How does Jackson explain Obama’s election in a country where people vote their race? Simple, you see. Obama isn’t really a black man — at least as defined by Jackson: “When it comes down to it, they wouldn’t have elected a (n-word). … A (n-word) is scary. Obama ain’t scary at all. (N-words) don’t have beers at the White House. (N-words) don’t let some white dude, while you in the middle of a speech, call (him) a liar. A (n-word) would have stopped the meeting right there and said, ‘Who the (bleep) said that?'” White voters, according to Jackson, voted for Obama because they found him un-black or semi-black or quasi-black.
Obama did, in fact, lose the white vote — as has every white Democrat presidential candidate since 1964. But Obama outperformed Democrat John Kerry, who ran in 2004, pulling in 43 percent of the white vote to Kerry’s 41 percent.
How does the vote-my-race Jackson explain the 2010 elections of black House Republicans Tim Scott and Allen West, in South Carolina and Florida, respectively? Scott won in a district that is 75 percent white and 21 percent black. West won in a district that is 82 percent white and 4 percent black.
Polls repeatedly show that only a small percentage of Americans refuse for vote for a black person. A 2006 Times/Bloomberg poll found that 3 percent of voters would not vote for an otherwise qualified black candidate. But 4 percent wouldn’t vote for a woman, and 14 percent ruled out voting for a Mormon.
What if people chose movies the Jackson way? What if blacks only saw movies about or starring other blacks? What if sports fans only saw players or teams that consisted solely of athletes who looked like them?
Back in 1980, an advertising magnate named Ted Stepien purchased the abysmal Cleveland Cavaliers basketball team. Stepien thought he had a formula for success. White fans, he said, like to watch white players. Because the Cavaliers’ stadium was then located between Cleveland and Akron, a demographical area that is predominately white, Stepien felt fans would come if the players looked like them.
Stepien employed the Samuel L. Jackson formula. He stacked the team with white players for the white fans. Stepien made a series of bad player trades that hurt the team’s competitiveness for years. The team played even worse than before. Embarrassingly, the league eventually instituted the “Stepien rule,” forbidding any team from trading its first-round pick in consecutive years. The team also drew even fewer fans. White fans, Stepien learned, did not enjoy watching white players lose anymore than watching black ones lose.

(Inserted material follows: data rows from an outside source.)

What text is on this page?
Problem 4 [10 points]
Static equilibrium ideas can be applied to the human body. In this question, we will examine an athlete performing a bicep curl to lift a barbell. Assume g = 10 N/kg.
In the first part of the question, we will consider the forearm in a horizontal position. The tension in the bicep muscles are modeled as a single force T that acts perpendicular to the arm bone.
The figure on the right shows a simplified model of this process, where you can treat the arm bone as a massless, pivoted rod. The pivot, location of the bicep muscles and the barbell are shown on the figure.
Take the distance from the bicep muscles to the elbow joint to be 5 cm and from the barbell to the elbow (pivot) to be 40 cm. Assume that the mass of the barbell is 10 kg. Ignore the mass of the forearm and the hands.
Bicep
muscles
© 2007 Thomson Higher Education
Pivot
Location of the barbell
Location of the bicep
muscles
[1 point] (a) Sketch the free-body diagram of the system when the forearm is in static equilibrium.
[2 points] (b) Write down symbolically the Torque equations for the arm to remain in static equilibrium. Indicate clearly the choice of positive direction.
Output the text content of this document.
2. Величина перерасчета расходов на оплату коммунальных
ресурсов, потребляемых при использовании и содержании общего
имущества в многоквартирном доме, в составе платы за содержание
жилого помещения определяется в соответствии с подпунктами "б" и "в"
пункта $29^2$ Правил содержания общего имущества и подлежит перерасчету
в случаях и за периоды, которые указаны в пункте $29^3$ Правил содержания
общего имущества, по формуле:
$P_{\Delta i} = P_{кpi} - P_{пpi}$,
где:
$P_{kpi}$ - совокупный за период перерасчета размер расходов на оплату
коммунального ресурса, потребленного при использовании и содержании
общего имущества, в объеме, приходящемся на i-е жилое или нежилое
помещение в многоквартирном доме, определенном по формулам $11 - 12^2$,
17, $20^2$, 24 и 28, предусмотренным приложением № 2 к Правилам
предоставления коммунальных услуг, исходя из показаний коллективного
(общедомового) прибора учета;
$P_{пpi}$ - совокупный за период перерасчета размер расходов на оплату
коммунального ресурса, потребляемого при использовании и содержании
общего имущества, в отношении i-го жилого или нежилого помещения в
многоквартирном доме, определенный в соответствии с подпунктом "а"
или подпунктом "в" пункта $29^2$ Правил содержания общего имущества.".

Confused? According to the chair of the Congressional Black Caucus, Emanuel Cleaver, D-Mo., a black president is a problem — for black people: “A white president, frankly, could be pushed a great deal more than we would push President Obama because nobody would accuse him or her of having partiality toward African-Americans. So it’s a tough spot. It also means we still have a long way to go in terms of race relations in this country, and the President has, I think, moved through these troubled waters about as well as any African-American could, becoming the first black president.”